It always started the same way. Those phantom arms reaching out, grabbing Mae by her shoulders and pulling her out of bed and back into the woods. The three winks, the counterclockwise spin. The girl’s dark eyes allowing approval to float up from the deep. The cold wind blowing through the trees and brushing against her skin, the loose leaves and twigs scratching the soles of her feet.
Then came the memories, so vivid in their recollection that it felt more like she was living through them again.
Dad was present in all of them.
There were the prominent ones, the ones that Mae could never forget no matter how hard she tried. The time when Mom and Dad brought her to an amusement park and Dad let her go on a roller coaster with him, the drops making her feel as if her organs had come loose and wanted to escape, the turns threatening to send her flying out of her seat despite the lap belt pressed against her thighs. None of those dangerous sensations seemed to matter when she felt Dad’s hand in hers, heard him shrieking in delight next to her.
There was the night when she walked in on him watching a scary movie, one with a lot of blood and monsters jumping out at the screen. She’d watched several minutes from behind the couch, too terrified to move but unable to bear another second.
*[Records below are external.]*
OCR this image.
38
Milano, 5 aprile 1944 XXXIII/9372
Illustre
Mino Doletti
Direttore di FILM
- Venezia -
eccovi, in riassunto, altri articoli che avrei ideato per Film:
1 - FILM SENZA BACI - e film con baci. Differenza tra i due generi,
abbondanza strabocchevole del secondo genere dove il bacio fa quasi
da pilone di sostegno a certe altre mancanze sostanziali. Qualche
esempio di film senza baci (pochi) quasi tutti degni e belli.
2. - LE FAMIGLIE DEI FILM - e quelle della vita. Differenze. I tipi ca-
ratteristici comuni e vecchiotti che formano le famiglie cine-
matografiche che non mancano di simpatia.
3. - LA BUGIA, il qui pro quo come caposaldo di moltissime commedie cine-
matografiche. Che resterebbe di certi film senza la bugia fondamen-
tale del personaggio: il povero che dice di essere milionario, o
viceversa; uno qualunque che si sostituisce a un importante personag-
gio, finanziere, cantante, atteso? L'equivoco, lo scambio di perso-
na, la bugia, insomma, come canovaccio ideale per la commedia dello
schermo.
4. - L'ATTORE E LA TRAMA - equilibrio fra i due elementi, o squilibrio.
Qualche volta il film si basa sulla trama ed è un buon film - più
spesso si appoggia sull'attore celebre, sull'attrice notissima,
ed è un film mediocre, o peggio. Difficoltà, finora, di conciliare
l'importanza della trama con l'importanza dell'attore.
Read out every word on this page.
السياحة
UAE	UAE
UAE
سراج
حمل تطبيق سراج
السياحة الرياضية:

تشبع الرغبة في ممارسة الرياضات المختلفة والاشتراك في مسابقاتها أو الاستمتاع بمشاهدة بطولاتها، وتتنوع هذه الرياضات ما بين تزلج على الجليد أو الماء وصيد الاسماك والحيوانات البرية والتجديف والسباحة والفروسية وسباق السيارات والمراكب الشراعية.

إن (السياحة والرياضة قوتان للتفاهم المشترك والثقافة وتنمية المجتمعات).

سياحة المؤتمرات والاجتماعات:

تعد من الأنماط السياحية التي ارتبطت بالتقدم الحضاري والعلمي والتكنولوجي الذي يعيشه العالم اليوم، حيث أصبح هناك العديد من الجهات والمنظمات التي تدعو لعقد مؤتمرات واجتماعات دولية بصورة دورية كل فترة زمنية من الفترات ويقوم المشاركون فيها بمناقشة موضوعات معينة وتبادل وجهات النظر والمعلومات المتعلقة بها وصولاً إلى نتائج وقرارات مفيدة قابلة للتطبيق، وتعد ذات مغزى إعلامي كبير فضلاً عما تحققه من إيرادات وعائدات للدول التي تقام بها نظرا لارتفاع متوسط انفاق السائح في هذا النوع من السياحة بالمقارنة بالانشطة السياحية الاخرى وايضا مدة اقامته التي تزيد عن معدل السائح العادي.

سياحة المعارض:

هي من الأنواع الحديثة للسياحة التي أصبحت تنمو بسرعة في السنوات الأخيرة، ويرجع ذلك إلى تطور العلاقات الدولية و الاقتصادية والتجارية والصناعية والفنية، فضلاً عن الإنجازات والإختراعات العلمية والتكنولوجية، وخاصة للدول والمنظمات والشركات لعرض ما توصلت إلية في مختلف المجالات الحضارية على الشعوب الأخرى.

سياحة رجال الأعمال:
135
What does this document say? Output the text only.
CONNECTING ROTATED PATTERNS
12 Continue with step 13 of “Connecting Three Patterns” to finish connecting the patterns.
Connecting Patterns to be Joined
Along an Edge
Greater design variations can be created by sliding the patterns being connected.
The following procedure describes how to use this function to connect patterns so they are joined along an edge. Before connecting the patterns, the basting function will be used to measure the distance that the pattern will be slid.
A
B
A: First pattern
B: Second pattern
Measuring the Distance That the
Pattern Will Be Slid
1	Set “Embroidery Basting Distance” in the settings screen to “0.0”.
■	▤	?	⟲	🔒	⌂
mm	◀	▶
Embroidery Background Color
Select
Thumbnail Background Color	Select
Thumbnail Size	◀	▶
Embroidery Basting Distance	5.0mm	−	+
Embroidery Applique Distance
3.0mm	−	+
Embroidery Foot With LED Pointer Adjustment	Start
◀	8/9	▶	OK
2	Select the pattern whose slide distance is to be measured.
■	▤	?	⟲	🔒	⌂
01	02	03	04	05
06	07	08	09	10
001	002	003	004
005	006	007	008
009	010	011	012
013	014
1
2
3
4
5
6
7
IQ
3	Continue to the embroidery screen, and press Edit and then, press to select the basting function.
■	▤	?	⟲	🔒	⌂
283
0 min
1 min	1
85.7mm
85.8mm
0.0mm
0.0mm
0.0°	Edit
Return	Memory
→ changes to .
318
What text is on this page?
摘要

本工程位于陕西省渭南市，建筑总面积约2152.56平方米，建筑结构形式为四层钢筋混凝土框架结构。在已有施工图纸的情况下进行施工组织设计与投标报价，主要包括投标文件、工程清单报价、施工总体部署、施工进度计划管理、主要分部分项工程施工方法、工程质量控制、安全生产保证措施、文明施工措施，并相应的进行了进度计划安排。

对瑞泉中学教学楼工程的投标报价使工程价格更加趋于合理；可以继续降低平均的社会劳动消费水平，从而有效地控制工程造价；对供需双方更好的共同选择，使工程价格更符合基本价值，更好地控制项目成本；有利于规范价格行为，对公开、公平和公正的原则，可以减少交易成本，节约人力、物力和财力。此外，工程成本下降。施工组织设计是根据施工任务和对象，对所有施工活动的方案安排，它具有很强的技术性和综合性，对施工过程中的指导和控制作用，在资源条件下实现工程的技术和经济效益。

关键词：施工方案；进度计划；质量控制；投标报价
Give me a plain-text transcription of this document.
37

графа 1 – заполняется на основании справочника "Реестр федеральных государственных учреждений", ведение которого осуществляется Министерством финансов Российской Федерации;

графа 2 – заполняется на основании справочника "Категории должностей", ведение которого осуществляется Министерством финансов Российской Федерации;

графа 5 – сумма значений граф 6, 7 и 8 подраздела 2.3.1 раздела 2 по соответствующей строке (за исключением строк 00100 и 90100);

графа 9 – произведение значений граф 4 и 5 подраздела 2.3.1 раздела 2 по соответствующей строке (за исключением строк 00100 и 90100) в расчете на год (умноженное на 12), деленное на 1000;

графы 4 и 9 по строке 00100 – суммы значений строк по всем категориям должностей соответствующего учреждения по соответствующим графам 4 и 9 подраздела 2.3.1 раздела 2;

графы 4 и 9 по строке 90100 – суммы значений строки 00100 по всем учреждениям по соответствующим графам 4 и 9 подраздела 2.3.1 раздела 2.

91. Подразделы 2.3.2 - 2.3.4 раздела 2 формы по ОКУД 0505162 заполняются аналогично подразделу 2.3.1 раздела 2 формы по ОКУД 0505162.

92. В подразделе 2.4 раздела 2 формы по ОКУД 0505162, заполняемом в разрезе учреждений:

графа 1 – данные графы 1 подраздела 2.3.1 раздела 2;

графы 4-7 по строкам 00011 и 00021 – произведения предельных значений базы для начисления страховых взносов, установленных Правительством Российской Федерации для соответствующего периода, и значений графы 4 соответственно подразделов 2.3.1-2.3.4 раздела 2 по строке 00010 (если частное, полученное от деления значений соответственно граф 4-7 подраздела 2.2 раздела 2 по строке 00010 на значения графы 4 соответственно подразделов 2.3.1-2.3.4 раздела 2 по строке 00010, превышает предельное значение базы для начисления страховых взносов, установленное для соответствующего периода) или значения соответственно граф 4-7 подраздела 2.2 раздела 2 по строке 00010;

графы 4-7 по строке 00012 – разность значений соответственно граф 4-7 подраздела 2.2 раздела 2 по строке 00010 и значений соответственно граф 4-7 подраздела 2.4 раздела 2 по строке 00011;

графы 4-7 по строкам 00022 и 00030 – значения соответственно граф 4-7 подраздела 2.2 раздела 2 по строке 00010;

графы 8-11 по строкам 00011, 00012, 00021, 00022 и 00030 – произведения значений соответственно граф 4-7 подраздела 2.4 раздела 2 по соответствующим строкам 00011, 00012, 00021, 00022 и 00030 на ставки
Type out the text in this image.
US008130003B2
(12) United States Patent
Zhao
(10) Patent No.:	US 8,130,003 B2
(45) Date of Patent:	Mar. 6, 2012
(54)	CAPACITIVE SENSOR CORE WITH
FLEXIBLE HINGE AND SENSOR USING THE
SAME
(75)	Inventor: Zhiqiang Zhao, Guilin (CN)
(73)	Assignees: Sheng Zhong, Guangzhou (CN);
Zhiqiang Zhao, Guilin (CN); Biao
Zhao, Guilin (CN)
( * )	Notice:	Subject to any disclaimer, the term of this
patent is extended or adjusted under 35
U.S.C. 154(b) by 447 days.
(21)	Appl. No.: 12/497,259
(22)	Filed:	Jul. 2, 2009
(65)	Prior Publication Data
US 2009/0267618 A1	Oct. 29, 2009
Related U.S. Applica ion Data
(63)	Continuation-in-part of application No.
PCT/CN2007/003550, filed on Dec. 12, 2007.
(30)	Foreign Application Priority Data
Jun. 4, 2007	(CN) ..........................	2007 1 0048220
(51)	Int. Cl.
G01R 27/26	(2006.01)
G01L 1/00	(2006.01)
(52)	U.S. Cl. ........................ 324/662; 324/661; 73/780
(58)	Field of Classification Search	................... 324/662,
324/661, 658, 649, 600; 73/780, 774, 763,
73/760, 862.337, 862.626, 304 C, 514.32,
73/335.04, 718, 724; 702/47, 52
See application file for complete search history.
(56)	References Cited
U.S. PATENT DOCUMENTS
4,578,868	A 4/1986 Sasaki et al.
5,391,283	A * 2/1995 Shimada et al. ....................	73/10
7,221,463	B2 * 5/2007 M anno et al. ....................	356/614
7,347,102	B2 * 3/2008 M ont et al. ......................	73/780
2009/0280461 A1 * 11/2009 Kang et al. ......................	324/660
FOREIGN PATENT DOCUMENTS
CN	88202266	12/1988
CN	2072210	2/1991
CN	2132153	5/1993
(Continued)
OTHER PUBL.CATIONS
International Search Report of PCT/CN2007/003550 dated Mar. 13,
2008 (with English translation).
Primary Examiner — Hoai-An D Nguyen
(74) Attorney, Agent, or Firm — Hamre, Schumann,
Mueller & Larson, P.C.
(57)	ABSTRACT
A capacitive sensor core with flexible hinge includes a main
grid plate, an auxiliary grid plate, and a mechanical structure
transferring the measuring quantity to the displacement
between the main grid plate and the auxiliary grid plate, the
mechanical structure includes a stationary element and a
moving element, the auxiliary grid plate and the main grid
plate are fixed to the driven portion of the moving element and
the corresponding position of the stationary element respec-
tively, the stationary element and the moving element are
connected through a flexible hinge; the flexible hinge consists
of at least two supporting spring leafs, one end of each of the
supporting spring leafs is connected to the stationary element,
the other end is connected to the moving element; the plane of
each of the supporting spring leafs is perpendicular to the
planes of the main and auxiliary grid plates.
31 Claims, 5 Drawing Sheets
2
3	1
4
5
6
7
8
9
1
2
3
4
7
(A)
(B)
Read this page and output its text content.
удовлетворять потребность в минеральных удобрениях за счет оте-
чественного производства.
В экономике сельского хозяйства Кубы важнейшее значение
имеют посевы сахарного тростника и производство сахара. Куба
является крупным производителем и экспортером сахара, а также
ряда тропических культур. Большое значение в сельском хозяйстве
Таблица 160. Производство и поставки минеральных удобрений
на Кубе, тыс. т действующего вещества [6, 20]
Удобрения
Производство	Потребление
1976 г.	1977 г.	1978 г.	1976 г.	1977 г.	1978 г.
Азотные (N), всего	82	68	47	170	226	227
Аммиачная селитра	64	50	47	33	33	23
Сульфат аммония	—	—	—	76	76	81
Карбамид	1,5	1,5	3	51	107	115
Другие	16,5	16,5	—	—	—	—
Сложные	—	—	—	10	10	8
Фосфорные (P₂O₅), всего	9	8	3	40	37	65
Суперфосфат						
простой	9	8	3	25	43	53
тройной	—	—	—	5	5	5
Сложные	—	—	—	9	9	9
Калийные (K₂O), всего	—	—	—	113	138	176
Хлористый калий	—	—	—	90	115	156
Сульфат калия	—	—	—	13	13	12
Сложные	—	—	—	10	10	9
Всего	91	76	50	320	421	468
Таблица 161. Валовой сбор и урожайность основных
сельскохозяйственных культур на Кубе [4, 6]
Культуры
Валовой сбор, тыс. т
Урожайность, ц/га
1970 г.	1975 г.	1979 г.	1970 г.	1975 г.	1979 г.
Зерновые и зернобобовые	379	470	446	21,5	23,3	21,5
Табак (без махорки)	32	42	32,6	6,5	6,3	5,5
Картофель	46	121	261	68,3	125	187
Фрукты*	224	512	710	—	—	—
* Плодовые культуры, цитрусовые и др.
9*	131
When Dad finally noticed he turned the movie off and carried her back to her bedroom, where he explained that nothing in the movie was real and that, despite what she was feeling at that moment, there was nothing to be afraid of. He held her in his arms and rocked her back and forth and whispered softly. In the moments before she finally fell asleep she could feel the tension and fear dissipating, and when sleep did come she found nothing disturbing in her dreams.
But there were also the smaller moments, the simple interactions. Every game of hide and seek in the house, every push on the swings at the playground near the apartment. All the nights when he tried his hand at cooking or baking, and all the times when she’d helped. Every afternoon when she got home from school and put on a Disney movie, and Dad would join Mom and her in singing along whenever a song came.
All these memories flooded back to her. But with them came not sadness or grief, at least not in an intense, crippling way. Instead, the memories filled Mae with warmth, a momentary sense of happiness that she could relive these moments again. Sitting there, in the forest, it felt less like Dad was gone forever.
And from that warmth sprouted the flowers. Dozens of them. Sunflowers, tulips, orchids, lilies, carnations. Even ones that Mae had never seen before. With every memory that came, another flower sprouted, bright and vivid and nearly as tall as the trees that surrounded them.
Before long, a garden had blossomed within the forest. Nestled between the bare trees, the drab browns and greens, stood a rainbow of petals that overwhelmed Mae’s eyes with their color and infused the air with their smooth, sweet scent.
And it was hers. Even with all the help she got from the other children, they insisted that it was. All the memories that gave the garden life were hers. Therefore, this was her garden.